La trajectoire de Steve Reich, depuis l’université de Cornell où il écoutait Pérotin, est celle d’une institutionnalisation et, d’une certaine manière, elle en donne les limites autant que l’infinie beauté. Les limites sont surtout symboliques, comme en témoigne l’importance régulièrement accordée aux confrontations entre des univers que le compositeur présuppose distincts : cette musique serait révolutionnaire parce qu’elle influerait sur la musique pop, rock, électro – ce qu’elle fait d’ailleurs – et non par elle-même. Si l’on embrasse les lambeaux, on peut lire Conversations pour y trouver la confirmation qu’en réalité Brian Eno est, aux côtés de Steve Reich, une icône centrale d’un classicisme fondé sur une radicalité, une versatilité a priori.

Couverture de Ocean of sound, de David Toop

Depuis bien longtemps, un musicien s’intéresse plus directement à ce qui relie réellement les musiques qu’on tend trop à séparer. David Toop, dont le livre majeur Ocean of Sound (1995, réédité par les éditions de l’éclat en poche l’année dernière) est une porte d’entrée certainement inégalable dans tout ce qu’on qualifie vaguement d’underground musical.
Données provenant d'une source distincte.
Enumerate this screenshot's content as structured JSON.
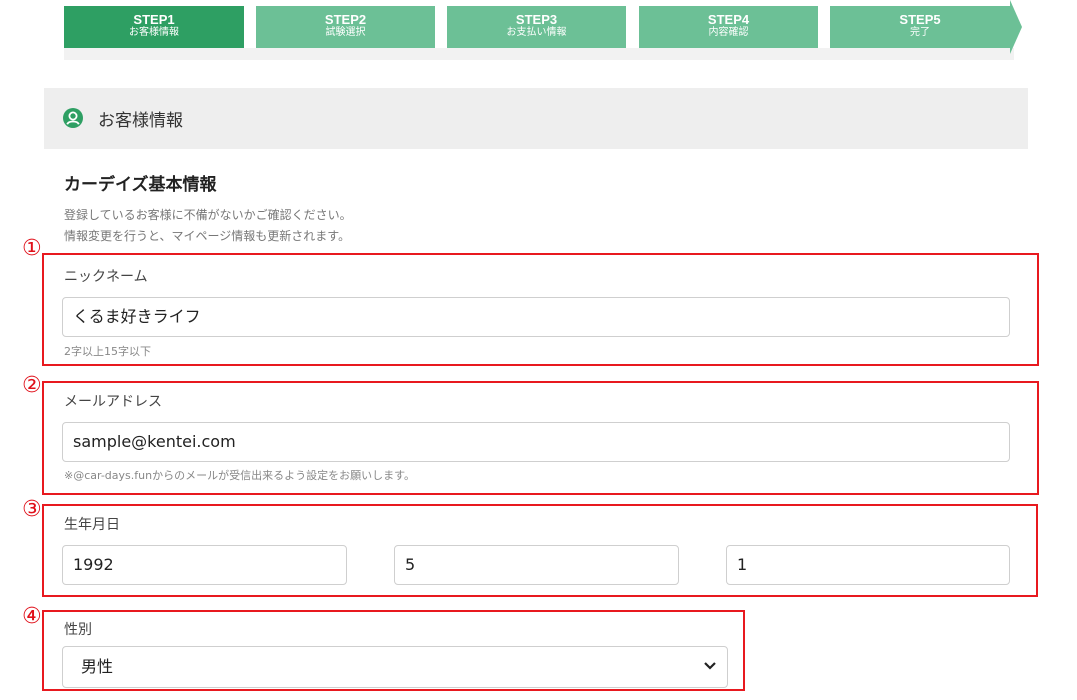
{
  "steps": [
    {
      "title": "STEP1",
      "subtitle": "お客様情報",
      "active": true
    },
    {
      "title": "STEP2",
      "subtitle": "試験選択",
      "active": false
    },
    {
      "title": "STEP3",
      "subtitle": "お支払い情報",
      "active": false
    },
    {
      "title": "STEP4",
      "subtitle": "内容確認",
      "active": false
    },
    {
      "title": "STEP5",
      "subtitle": "完了",
      "active": false
    }
  ],
  "section": {
    "title": "お客様情報",
    "icon": "user-icon"
  },
  "basic": {
    "title": "カーデイズ基本情報",
    "desc1": "登録しているお客様に不備がないかご確認ください。",
    "desc2": "情報変更を行うと、マイページ情報も更新されます。"
  },
  "markers": [
    "①",
    "②",
    "③",
    "④"
  ],
  "nickname": {
    "label": "ニックネーム",
    "value": "くるま好きライフ",
    "hint": "2字以上15字以下"
  },
  "email": {
    "label": "メールアドレス",
    "value": "sample@kentei.com",
    "hint": "※@car-days.funからのメールが受信出来るよう設定をお願いします。"
  },
  "birthday": {
    "label": "生年月日",
    "year": "1992",
    "month": "5",
    "day": "1"
  },
  "gender": {
    "label": "性別",
    "selected": "男性"
  },
  "colors": {
    "active_step": "#2e9f63",
    "inactive_step": "#6cc096",
    "annotation_red": "#e8191f"
  }
}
On y retrouve d’ailleurs Brian Eno, notamment à travers sa fameuse invention de la musique ambient, dont Toop montre à quel point elle réalise un rêve musical ancien (la musique d’ameublement de Satie) et formalise un phénomène déjà omniprésent (la Muzak et les musiques d’ambiance), tout en se reliant à des expérimentations musicales qu’on ne peut dénombrer (Sun Ra, Miles Davis, John Lennon, John Cage, Charles Ives, Evan Parker, etc.). La lecture croisée des deux ouvrages permet de faire apparaître Eno comme un artiste absolument central d’une recomposition des esthétiques musicales au-delà des questions de genre (rock, classique, expérimental, pop, électro, etc.) ou de situation sociale (underground, officiel, populaire, savant). Brian Eno, c’est au fond une clef commode pour comprendre à quel point un rapport dominant à la musique est structuré autour de l’idée de nouer ensemble le plus commercial (Eno a été producteur de U2) et le plus expérimental. On ne devrait plus s’étonner de ces rapprochements, qui sont la structure même de l’industrie musicale, où tout se touche constamment. Ce qui est classique, ce qui est culte, c’est ce que personne ne connaît encore, ce que tout le monde a oublié, ce qui est massivement à soi.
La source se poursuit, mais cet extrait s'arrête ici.